Caroline Polachek singles chronology
| "Dang" (2023) | "Butterfly Net" (2024) | "Starburned and Unkissed" (2024) |

Weyes Blood singles chronology
| "Children of the Empire" (2023) | "Butterfly Net" (2024) |  |

= Butterfly Net (song) =

2024 single by Caroline Polachek

"Butterfly Net" is a song by American singer-songwriter Caroline Polachek, included on her fourth studio album Desire, I Want to Turn Into You, released on February 14, 2023. The song was written and produced by Polachek along with Danny L Harle. A remix version featuring American singer Weyes Blood was released on February 7, 2024, as the second single from the reissue of the album, subtitled Everasking Edition.

== Background and release ==
"Butterfly Net" is included on Caroline Polachek's critically-acclaimed fourth studio album Desire, I Want to Turn Into You, a record that was included on many critics' year-end lists, such as from Billboard, The Independent, The Guardian, The New York Times, and DIY Magazine. "Butterfly Net" has a "baroque art-pop" universe.

Polachek first published a part of the remix cover art on her social media accounts on February 6, 2024, with the text "Tomorrow". The following day, the song was surprise-released for digital download and streaming, and in parallel she announced the reissue of the album.

== Critical reception ==
In a review of the standard edition of Desire, I Want to Turn Into You, Rolling Stone critic Maura Johnston described "Butterfly Net" as a "glowing ballad", and praised its "slow-burn instrumentation" and Polachek's "impassioned vocals". For the same magazine, Larisha Paul stated that Weyes Blood's participation on the song is an "exalting appearance".

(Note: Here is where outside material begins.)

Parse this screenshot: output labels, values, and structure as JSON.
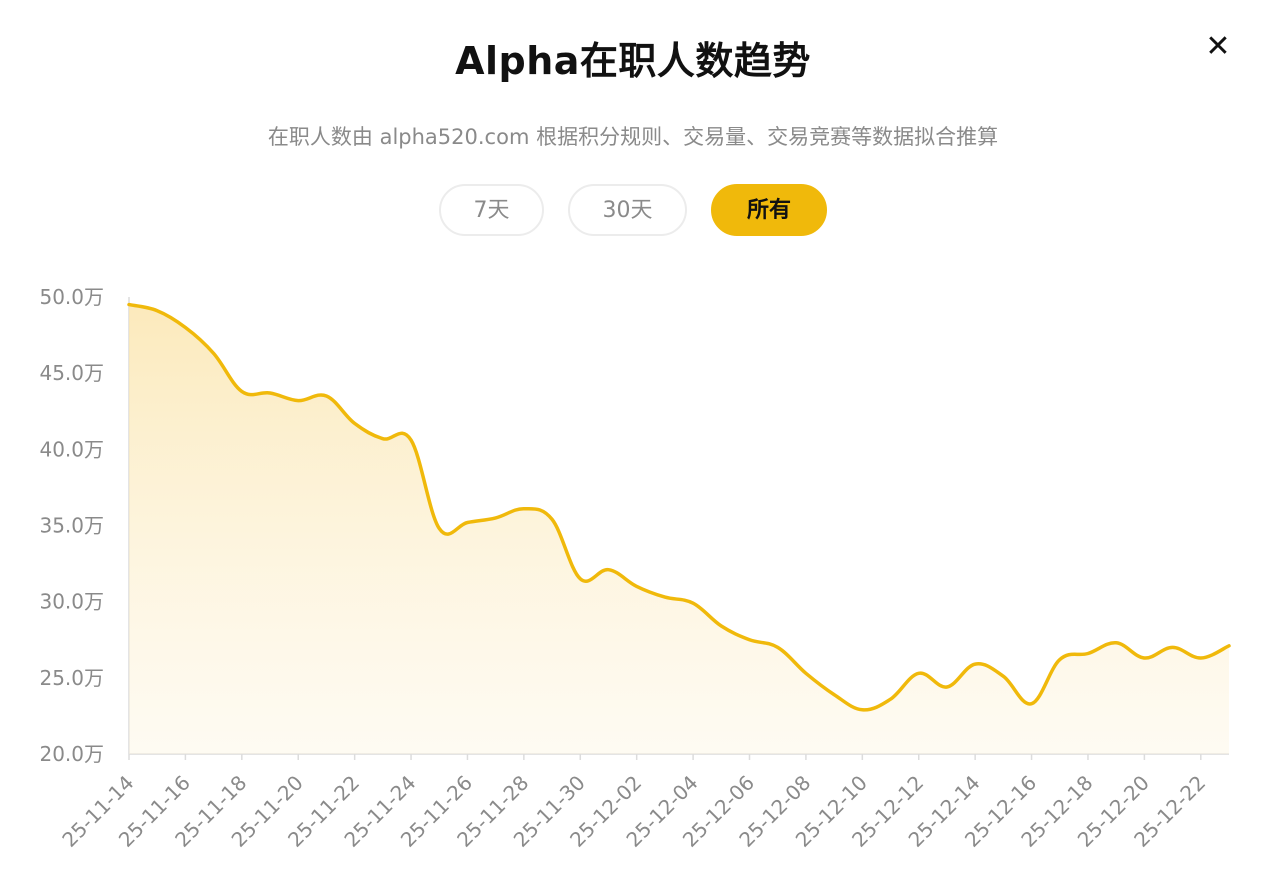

According to Flood Magazines reviewer Will Schube, both artists "join forces" in a "power ballad-inspired" chorus. The remix was described by Robin Murray for Clash as a "divine duet" and "truly beautiful piece of music" with an "spiritual quality", "more spartan than the avant-pop maximalism of the original album". In a positive review, Lucy Harbron for Far Out gave the remix 3.5 out of 5 stars, and stated that Mering's "deep, velvety sound perfectly contrasts the high-ranging vocal acrobatics Polachek is known for". Stereogum critic Chris Deville also praised Weyes Blood's participation on the track.